Belief – We believe that there are happier, calmer, and much more hopeful times ahead for every child and every family. We believe in parents when everyone else is blaming and judging them for their child’s behaviour. We believe in every child when society has all but given up on them. This is a group of children who are often excluded from school, or involved with the police, and generally vilified by everyone they come into contact with. We believe in them when very few other people do.
Understanding – We “get it”. Everyone involved with Newbold Hope has been there too with their own children. We know how tough it is and how it affects everyone in the family – the child themselves, their brothers and sisters, their mum and dad and all their wider family and friends as well. We have experienced the isolation, the judgment, the blame and the lack of understanding that is part and parcel of being in this situation. We have experienced the long-term effects of continual difficult and dangerous behaviour on the whole family.

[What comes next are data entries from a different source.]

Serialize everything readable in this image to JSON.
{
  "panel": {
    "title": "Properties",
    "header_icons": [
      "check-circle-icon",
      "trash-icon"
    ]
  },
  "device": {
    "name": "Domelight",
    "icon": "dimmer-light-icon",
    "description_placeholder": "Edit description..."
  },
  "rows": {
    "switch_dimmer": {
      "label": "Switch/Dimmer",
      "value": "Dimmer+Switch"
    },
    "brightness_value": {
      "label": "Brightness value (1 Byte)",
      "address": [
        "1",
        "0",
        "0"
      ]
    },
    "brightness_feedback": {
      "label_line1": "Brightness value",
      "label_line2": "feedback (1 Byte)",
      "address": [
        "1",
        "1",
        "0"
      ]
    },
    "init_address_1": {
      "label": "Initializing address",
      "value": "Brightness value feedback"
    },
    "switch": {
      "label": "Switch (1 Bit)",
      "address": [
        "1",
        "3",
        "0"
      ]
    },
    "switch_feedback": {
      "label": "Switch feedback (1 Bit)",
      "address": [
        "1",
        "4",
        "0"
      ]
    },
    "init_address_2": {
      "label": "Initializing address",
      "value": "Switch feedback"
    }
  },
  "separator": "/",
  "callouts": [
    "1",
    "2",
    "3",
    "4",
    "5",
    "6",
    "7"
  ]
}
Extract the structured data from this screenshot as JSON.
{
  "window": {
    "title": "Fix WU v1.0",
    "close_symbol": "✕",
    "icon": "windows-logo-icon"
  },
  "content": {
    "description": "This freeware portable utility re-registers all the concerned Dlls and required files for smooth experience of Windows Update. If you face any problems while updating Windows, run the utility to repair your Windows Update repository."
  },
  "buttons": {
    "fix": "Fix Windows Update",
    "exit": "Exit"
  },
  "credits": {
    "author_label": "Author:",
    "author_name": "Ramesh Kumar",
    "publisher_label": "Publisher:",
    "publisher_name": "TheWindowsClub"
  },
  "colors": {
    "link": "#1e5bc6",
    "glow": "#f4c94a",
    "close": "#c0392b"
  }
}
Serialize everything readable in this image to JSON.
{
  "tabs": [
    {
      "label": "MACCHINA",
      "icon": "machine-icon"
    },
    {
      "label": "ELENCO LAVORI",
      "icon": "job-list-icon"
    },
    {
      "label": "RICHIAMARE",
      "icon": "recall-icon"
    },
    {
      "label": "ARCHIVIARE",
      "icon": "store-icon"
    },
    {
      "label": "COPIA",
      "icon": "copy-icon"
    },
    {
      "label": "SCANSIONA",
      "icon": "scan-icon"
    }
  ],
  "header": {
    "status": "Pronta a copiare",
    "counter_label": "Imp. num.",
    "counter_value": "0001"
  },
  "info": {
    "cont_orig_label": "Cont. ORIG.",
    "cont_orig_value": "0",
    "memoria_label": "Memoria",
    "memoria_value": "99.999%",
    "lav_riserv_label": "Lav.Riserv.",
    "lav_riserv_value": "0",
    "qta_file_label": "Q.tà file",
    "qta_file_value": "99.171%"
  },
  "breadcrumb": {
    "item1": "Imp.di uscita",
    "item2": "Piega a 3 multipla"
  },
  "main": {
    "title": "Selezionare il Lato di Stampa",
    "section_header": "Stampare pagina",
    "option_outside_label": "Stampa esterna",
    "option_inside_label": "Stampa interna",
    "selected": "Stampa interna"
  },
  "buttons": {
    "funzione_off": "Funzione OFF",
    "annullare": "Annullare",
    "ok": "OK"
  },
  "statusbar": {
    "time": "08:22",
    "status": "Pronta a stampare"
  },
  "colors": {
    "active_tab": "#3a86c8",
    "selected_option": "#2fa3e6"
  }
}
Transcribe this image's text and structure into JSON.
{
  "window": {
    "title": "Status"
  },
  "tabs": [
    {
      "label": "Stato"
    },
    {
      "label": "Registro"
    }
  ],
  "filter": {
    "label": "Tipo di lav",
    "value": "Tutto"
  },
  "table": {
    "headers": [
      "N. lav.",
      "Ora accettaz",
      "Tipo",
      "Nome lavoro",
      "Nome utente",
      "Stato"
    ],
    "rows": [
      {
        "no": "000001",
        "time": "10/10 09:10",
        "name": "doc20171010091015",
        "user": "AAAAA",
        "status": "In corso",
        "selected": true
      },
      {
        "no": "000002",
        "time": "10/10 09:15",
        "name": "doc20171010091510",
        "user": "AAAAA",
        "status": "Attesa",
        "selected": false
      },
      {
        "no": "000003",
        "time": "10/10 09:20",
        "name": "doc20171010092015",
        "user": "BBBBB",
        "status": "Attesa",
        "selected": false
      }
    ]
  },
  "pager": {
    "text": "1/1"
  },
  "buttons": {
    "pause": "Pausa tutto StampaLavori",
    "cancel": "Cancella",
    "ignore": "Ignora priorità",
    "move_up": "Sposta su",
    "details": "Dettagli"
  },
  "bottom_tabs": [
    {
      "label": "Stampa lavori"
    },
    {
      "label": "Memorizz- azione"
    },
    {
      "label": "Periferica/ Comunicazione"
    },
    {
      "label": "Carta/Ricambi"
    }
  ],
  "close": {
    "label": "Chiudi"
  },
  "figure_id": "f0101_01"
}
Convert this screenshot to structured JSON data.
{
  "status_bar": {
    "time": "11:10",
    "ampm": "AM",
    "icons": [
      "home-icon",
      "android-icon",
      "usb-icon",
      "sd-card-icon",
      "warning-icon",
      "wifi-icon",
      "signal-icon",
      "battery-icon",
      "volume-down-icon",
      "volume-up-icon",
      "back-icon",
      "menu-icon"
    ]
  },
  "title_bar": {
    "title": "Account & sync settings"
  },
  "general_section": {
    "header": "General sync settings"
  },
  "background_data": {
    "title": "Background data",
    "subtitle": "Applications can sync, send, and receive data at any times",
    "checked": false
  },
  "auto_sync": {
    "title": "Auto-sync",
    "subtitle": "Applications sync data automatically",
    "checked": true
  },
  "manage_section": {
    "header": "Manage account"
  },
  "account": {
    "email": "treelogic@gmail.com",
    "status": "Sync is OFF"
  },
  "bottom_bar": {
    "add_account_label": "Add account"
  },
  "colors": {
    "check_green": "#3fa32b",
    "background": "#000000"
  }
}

Together our community can offer support, solidarity, compassion, understanding and a sense of belonging where everyone works together to support and care for each other, sharing practical ideas and suggestions that can only come from the real family life of people with lived experience.
Curiosity – This is one of our favourite words! When you stay curious, and you keep asking the “WHY?” questions about a child’s behaviour, it’s almost impossible to close your heart or to make up your mind. If you stop being curios, it means that you’re very likely to become judgemental and add to the damage that is done to the mental health and emotional well-being of everyone who is a part of our community, adults and children alike.
Kindness – Kindness is so powerful, it can help people to begin to recover and heal from the negativity, judgment and blame that they may have had directed at them by their own circle of family and friends, from neighbours or passers-by when out and about, and by professional staff from schools, healthcare and social services. Kindness can change lives for the better and we strive to extend it ourselves, we have high expectations of it in our community, and we strongly suggest that it can also work wonders towards a child who may seem unlovable at times due to their extreme behaviours.
Authenticity – Everything we do is because we have been there ourselves and we know how it feels. We want to ensure that other families don’t have to wait in terror and isolation for years for help and support that never comes. Children and families are at the absolute heart of everything we do.